Several factors strongly suggest a role for osteal macrophages efferocytosing osteoblasts: (1) it has been estimated that most osteoblasts undergo apoptosis; (2) osteal macrophages are located immediately adjacent to osteoblast bone formation surfaces; and (3) macrophages are highly phagocytic cells. Thus, macrophages are efficiently positioned to readily efferocytose osteoblasts once they display cell death surface markers. Outlined below (and in Fig. 2) is a working model of a new role for macrophage efferocytosis in bone biology.
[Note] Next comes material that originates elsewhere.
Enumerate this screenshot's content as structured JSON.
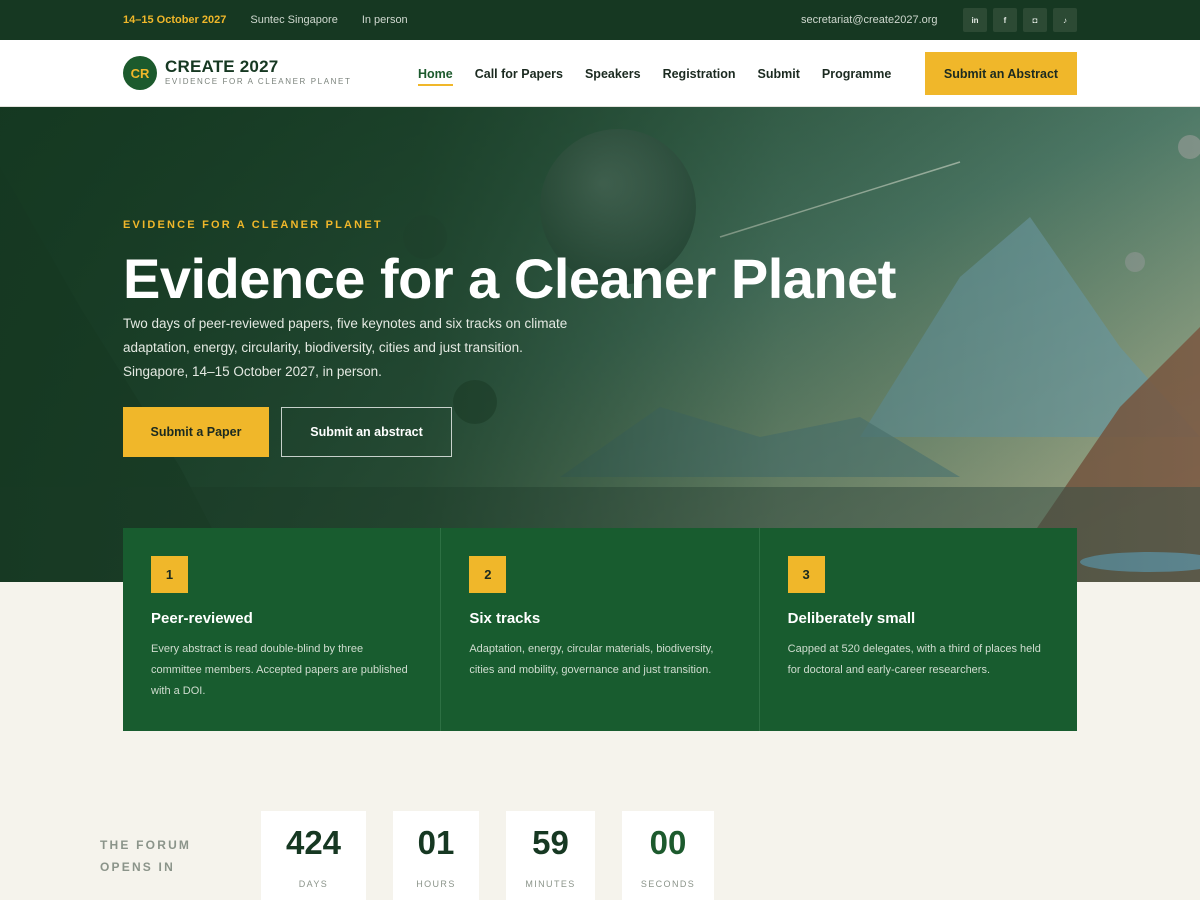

The osteoclast-osteoblast coupling of bone remodeling and recruitment of mesenchymal progenitor cells to the bone surface and their subsequent differentiation into osteoblasts is a topic of great interest in the bone field. Recent studies have shown that factors released from the bone matrix by osteoclasts, such as TGF-β (78,79) and IGF-1,(80) are important mediators of osteoblast progenitor cell recruitment. Likewise, factors released from the osteoclast itself, such as sphingosine-1 phosphate,(69,81) CTHRC1,(82) and Wnt/BMP signaling(69) have been shown to regulate subsequent bone formation.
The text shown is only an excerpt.